Tristan would probably think she deserved it.
Perhaps she did.
“Intervening in my affairs must have cost you,” Lila said after she and Dixon broke apart. “What exactly do you want?”
“I want you to live. The oracles need you to live. Ten hackers have earned the hangman’s noose so far, and fifteen highborn have earned a lifetime of slavery for hiring them. No one has escaped with a day of freedom. The source of the Great Purge had quite the file on each of them.”

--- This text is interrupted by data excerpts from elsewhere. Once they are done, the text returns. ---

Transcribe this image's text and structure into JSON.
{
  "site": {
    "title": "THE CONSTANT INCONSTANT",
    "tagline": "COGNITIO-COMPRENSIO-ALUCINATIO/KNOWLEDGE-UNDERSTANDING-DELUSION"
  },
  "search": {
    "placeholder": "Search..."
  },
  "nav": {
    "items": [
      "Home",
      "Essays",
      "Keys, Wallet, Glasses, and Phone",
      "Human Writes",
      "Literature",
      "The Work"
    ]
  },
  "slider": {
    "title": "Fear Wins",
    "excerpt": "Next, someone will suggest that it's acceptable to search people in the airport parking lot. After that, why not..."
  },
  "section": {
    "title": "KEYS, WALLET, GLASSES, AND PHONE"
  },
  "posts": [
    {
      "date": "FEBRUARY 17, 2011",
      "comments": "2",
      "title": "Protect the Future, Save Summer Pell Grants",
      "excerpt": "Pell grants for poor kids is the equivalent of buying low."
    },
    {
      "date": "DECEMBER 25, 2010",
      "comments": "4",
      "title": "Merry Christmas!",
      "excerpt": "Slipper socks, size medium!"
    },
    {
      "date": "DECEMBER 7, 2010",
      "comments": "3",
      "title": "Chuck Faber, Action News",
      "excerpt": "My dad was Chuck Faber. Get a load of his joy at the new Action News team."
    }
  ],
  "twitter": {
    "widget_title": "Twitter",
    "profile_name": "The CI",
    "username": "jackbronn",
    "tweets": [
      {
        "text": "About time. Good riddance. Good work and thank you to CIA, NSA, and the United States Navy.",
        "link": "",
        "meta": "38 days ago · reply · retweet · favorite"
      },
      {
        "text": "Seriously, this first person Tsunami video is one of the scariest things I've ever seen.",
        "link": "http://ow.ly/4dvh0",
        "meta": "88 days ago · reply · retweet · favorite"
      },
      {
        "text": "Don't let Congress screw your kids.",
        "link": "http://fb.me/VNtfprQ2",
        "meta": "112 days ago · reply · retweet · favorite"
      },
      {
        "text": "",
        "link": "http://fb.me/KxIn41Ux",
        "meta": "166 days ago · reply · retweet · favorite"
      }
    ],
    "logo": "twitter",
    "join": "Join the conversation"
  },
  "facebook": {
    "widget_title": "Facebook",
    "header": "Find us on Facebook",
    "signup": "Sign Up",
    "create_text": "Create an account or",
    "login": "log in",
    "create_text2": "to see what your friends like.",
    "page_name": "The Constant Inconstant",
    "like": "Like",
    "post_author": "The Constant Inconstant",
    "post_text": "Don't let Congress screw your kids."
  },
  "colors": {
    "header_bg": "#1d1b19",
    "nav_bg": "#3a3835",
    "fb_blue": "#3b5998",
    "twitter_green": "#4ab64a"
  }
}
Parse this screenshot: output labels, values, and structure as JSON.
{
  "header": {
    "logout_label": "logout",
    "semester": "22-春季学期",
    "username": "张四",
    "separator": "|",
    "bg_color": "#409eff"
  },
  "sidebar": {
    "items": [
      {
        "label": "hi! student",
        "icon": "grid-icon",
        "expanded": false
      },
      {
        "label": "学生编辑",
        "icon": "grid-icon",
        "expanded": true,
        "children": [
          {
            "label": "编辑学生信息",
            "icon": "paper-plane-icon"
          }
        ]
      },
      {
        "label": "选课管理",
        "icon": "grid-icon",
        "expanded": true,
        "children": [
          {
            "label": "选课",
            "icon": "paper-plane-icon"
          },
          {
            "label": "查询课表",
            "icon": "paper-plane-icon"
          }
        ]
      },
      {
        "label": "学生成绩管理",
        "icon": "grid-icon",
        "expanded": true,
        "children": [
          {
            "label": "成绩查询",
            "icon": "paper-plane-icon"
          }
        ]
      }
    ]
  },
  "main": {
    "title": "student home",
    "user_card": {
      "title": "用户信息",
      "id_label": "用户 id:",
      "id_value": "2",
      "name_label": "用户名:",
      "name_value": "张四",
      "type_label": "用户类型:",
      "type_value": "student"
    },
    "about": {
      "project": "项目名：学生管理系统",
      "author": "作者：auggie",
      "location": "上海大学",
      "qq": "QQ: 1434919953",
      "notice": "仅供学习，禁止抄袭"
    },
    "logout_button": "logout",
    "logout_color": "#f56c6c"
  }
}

“I know. I’ve kept up with the trials.”
“Good, then you know they have a file on you, too. I don’t have to tell you what is plain. No one knows how the committee will rule on your case, but neither punishment works for me and mine. Nor will it work for you. We need you alive, Lila, and we need you free.”
Lila shuffled her boots on the dock. The oracle had never used her first name before. It was a bit presumptuous, but perhaps after Lila’s help six weeks ago, formality had flown out the window. “I think you need my assistance for something now, not for some opaque task in the future.”
“And you’ll need a place to stay, a place where Bullstow can’t touch you.”
“You want to hide a criminal?”
“I want to shelter a friend. A friend who can help us. A friend who, I’m guessing, has done nothing to warrant the trouble she finds herself in.”
“You want to strike a bargain, is that it? I help you, and you’ll help me?”
“No, I’ll help you regardless, and I hope you’ll be bored enough to help me.”
Lila licked her lips. The simple path seemed so easy.
Too easy.
It wasn’t just duty that kept her from running from her trial. If she didn’t go, the committee would condemn her anyway. They’d sentence her to hang, and her father and Chief Shaw would confess their role in her activities, all to save her life. Their testimony would probably reduce the charges against her, but their necks would most likely be forfeit for granting a highborn full access to BullNet. Two would die to protect one. The math didn’t add up.